Gas is just the start: What else the Iran war could soon cost you

Fuel Prices Are Only the Beginning: Iran Conflict Could Impact More Than Gas

The escalation of the Iran conflict has triggered a notable surge in oil and gas prices, drawing widespread attention from financial markets and everyday consumers. However, this is merely the surface of a broader economic ripple effect that extends to other essentials. As oil prices climb, transportation costs for goods worldwide have already risen, and this trend is likely to persist if the conflict continues.

Transportation Costs and Fuel Surcharges

Higher oil prices directly influence shipping rates, as diesel is a primary driver of freight costs. For example, FedEx Ground now applies a 21.5% fuel surcharge for home deliveries when diesel prices reach $3.55 per gallon. As of March 9, diesel prices stood at $4.86 per gallon, marking a $1 increase from the previous week, according to the US Energy Information Administration. This means a 24.75% surcharge will take effect in the coming week.

“If these elevated oil prices remain for an extended period, you’ll witness a lasting cost shock,” explained Brian Bethune, an economics professor at Boston College.

Consumer Impact in Grocery Stores

Supermarkets may be the first retail sector to feel the strain of higher fuel costs, particularly in perishable categories like produce, meat, and dairy. Deborah Weinswig, CEO of Coresight Research, noted that goods with shorter shelf life are harder to stockpile, making them more susceptible to price hikes. In contrast, non-perishable items might see delayed price adjustments.

“The less shelf-stable a product, the greater the risk of price spikes,” said Weinswig.

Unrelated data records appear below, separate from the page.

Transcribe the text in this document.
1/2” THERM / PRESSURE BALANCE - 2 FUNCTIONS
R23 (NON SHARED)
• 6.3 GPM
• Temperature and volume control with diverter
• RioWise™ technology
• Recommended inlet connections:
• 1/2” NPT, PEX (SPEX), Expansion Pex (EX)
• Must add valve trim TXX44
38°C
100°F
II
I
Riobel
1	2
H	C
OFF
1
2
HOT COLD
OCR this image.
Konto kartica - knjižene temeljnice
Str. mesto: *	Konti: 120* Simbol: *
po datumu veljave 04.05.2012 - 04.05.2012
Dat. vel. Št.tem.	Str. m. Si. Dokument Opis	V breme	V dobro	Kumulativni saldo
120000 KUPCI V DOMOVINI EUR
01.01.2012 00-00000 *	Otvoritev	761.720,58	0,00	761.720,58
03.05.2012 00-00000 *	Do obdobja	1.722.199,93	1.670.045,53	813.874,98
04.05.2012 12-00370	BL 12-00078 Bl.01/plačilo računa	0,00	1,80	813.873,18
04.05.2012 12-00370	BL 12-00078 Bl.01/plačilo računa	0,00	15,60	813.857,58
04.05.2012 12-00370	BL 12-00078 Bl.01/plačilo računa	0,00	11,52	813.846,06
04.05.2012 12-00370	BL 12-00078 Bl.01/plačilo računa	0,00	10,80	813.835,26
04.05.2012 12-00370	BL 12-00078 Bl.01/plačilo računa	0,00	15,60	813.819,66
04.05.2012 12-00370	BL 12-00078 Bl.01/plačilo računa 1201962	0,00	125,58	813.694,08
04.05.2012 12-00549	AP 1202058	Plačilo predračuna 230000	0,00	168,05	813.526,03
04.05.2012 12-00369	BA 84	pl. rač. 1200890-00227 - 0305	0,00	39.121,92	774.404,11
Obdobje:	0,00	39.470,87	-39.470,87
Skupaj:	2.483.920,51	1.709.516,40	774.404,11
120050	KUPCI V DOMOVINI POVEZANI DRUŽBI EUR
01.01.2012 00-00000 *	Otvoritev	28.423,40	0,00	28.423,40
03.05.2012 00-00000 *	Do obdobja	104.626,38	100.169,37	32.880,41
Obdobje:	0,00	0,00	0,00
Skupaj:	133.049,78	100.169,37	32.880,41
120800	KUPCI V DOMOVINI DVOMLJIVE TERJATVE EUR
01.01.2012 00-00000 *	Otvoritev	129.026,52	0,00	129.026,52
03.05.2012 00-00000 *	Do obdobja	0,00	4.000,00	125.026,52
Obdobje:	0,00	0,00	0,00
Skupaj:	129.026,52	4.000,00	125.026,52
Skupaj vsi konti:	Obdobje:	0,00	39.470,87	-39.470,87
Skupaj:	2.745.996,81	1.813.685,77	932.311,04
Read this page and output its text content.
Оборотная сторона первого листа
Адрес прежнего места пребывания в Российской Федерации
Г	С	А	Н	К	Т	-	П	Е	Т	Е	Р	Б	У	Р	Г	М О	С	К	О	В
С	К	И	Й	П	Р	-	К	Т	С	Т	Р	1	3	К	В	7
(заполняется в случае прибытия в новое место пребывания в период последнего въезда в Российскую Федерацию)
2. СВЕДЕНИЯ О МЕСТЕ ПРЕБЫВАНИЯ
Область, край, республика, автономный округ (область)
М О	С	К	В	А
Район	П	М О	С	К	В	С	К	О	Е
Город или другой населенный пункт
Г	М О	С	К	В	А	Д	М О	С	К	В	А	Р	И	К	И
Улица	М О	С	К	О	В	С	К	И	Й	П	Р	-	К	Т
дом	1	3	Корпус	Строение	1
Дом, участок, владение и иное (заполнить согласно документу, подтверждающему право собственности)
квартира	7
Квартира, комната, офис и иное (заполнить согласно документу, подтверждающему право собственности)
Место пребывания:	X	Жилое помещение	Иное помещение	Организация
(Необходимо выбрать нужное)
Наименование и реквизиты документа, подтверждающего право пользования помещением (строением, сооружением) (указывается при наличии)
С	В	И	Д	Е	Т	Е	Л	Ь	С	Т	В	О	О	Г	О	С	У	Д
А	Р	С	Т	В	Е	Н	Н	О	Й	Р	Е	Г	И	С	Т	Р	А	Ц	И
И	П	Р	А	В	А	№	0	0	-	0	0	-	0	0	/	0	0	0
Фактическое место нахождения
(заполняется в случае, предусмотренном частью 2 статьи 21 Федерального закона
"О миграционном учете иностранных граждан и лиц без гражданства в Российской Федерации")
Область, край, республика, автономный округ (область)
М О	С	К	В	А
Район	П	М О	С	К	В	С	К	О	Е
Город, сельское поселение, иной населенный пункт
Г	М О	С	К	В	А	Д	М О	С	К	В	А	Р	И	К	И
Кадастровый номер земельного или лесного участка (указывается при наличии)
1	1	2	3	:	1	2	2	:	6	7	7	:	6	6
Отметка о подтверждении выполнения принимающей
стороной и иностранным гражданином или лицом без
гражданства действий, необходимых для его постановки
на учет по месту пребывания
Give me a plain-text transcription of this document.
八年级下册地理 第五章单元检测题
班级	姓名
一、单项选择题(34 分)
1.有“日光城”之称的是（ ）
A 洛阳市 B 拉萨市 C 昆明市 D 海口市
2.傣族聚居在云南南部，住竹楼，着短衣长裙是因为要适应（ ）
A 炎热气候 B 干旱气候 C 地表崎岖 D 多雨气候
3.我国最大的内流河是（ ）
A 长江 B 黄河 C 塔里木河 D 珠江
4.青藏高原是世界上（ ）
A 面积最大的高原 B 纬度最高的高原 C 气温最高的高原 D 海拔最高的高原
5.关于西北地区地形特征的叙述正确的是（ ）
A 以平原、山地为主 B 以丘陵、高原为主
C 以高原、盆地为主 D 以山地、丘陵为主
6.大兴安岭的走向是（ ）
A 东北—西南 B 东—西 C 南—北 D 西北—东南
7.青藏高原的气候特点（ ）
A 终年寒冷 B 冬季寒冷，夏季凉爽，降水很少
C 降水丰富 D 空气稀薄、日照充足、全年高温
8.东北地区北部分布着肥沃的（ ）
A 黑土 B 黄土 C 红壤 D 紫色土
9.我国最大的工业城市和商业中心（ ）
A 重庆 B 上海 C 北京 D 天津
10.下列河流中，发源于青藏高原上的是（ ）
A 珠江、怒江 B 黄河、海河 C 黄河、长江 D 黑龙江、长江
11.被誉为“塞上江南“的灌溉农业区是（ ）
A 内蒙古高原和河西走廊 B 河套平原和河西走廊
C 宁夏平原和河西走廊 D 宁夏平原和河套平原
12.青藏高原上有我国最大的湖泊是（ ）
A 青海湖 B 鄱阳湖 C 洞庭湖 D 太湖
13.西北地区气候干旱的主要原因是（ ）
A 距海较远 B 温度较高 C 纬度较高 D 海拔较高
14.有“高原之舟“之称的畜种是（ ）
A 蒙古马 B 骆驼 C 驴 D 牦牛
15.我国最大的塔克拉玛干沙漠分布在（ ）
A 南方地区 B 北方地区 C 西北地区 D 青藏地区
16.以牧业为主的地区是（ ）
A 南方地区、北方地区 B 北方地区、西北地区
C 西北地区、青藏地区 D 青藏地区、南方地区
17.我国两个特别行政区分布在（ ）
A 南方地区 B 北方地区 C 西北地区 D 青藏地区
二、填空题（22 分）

Business Adaptation and Past Inflation Trends

Businesses have already adjusted to previous tariff hikes under Trump, leading to inventory stockpiling. This strategy may cushion some impacts from rising fuel costs, but it could also limit their ability to pass on expenses to consumers. A similar scenario unfolded during the 2022 Russia-Ukraine conflict, where oil prices spiked and intensified inflation. At that time, companies often reduced product sizes while maintaining prices, a tactic known as shrinkflation.

“There’s no free lunch. It’s going to show up somewhere,” Bethune told CNN.